Kandahar’s fall to the Taliban is a moment of huge significance

In the sprawling compound of Mullah Omar, the Taliban’s first emir, outside the southern city of Kandahar, curious onlookers were poking through his rooms.

There was the little mosque inside the walls, a camel stable damaged by a US rocket, and a series of bare rooms, some scattered with pages torn from a religious text, one a bedroom hung with a picture of an Alpine scene. Nearby, armed men sat on a strange sculpture of a mountain surrounded by spindly palm trees.

It was December 2001, a handful of days after the Taliban’s defeat in the aftermath of 9/11, and the group had fled the city that once was its capital. Mullah Omar himself was gone. And while there was little to learn about the character of the Taliban’s fled leader, Kandahar itself was giving up its secrets.

In houses behind walls in anonymous suburbs, the first reporters to reach the city discovered the training camps of the jihadis Mullah Omar hosted, places where foreign students were taught bomb-making skills and developed plans for attacks abroad, as evidenced by scorched notebooks in multiple languages found on a hastily lit bonfire.

Passing a street in the city centre, a group of men stood watching from a rooftop, one wearing an old Soviet gas mask. Citizens of the city spoke of the Taliban’s brutal rule; of executions by stoning and their own corruption, with many welcoming the group’s fall.

Now Kandahar has turned full circle, falling to the Taliban on Thursday, with the group’s officials once more in charge of the city and already taking meetings in the governor’s office.

“Kandahar is completely conquered. The mujahideen reached Martyrs’ Square,” a Taliban spokesman tweeted, referring to the city landmark.

The significance of the Taliban’s retaking of Kandahar after 20 years should not be underestimated either in terms of history or strategically. Regarded as the capital of the Pashtun-speaking south, Kandahar has always exerted a special sense of gravity on the rest of the country, representing one of its main ethnic faultlines.

What it underlines most powerfully is how the Taliban survived during the long years of the US-led intervention to be able to return to the place where it began.

If the sight of US and British special forces outside Mullah Omar’s house appeared to mark the emirate’s fall in 2001, the appearance of its fighters in Martyrs Square has reified its resurgence.

It was first formed in the early 1990s by members of the CIA-backed Afghan mujahideen, who had resisted the Soviet occupation of Afghanistan between 1979 and 1989, and attracting younger Pashtun tribesmen who studied in Pakistani madrassas in exile.

The first iteration of the Taliban attracted support by promising to end the internecine warlord violence that characterised the Soviet withdrawal.

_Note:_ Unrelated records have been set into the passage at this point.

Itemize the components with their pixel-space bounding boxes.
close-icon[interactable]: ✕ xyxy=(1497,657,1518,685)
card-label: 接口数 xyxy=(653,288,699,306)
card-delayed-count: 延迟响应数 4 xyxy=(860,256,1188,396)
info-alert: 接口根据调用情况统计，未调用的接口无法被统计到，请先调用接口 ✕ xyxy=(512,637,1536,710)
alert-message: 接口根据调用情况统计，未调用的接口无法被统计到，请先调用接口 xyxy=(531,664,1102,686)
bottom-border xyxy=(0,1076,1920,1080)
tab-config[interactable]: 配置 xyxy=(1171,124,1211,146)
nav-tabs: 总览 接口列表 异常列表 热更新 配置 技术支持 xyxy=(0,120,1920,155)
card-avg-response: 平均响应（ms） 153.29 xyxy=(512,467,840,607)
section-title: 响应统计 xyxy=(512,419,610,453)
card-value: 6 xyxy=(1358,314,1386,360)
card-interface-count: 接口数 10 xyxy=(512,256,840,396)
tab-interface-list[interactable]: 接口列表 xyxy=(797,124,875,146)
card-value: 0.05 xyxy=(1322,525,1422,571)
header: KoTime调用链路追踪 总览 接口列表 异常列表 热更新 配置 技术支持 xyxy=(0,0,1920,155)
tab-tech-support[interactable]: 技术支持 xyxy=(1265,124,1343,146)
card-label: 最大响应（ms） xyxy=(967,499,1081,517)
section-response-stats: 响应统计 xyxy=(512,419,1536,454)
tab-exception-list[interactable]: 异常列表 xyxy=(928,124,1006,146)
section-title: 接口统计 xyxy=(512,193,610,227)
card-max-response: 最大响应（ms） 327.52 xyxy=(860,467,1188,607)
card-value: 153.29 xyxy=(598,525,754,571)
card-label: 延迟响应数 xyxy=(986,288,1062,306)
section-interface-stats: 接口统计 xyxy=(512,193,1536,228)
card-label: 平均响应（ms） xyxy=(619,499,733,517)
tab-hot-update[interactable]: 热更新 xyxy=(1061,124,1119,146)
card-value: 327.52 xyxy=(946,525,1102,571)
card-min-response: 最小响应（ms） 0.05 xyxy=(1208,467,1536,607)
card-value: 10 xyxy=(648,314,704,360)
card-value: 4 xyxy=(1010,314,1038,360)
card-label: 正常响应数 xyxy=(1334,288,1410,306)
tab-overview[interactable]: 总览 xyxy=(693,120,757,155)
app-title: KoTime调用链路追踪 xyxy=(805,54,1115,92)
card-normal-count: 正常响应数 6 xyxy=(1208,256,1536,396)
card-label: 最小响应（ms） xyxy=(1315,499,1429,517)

In the mid-1990s – as now – the Taliban expanded their control of the country, employing Kandahar as their first stronghold, and benefiting from the divisions among the warlords opposing them.

If some things have changed in the intervening 20 years, including the Taliban’s newfound engagement with the world and desire for international legitimacy, others have remained a constant.

As Gilles Dorronsoro noted in a prescient paper for the Carnegie Endowment for Peace in 2009 – The Taliban’s Winning Strategy in Afghanistan – they remain “a revolutionary movement, deeply opposed to the Afghan tribal system and focused on the rebuilding of the Islamic Emirate.”

In some respects, the Taliban never quit Kandahar. In the long interregnum, Kandahar remained connected with exiled leadership of the Quetta shura across the border in Pakistan.

Even at the height of the US-led presence, when the sprawling airbase outside Kandahar, with its cinema, gyms and pizza restaurants, cast its shadow over the neighbouring city, those of us who visited the city independently were told of the districts where Taliban fighters’ families were lodged while the men were fighting.

Beyond the city, in the mulberry groves down by the Arghandab river, as an Afghan colleague once told me pointing to the river, was where the Taliban began.

It was almost most visible in the countryside of the province around the city not least during the surge against the Taliban a decade ago when some fighters fled and others simply melted back into village life and waited.

For now the question of the residents of Kandahar is whether the return of the Taliban to the city will also mark a return to the Taliban’s old ways after claims of the killing of opponents in the city in the past two weeks. Or whether the new era, for however long it lasts this time, represents some kind of departure.

On Friday one Kandahar resident, Abdul Nafi, told AFP the city was calm after the government forces pulled out early on Friday.

“I spent a distressing night as there was fighting, but in the morning it was quiet,” he said. “I came out this morning, I saw Taliban white flags in most squares of the city. I thought it might be the first day of [the religious festival] Eid.”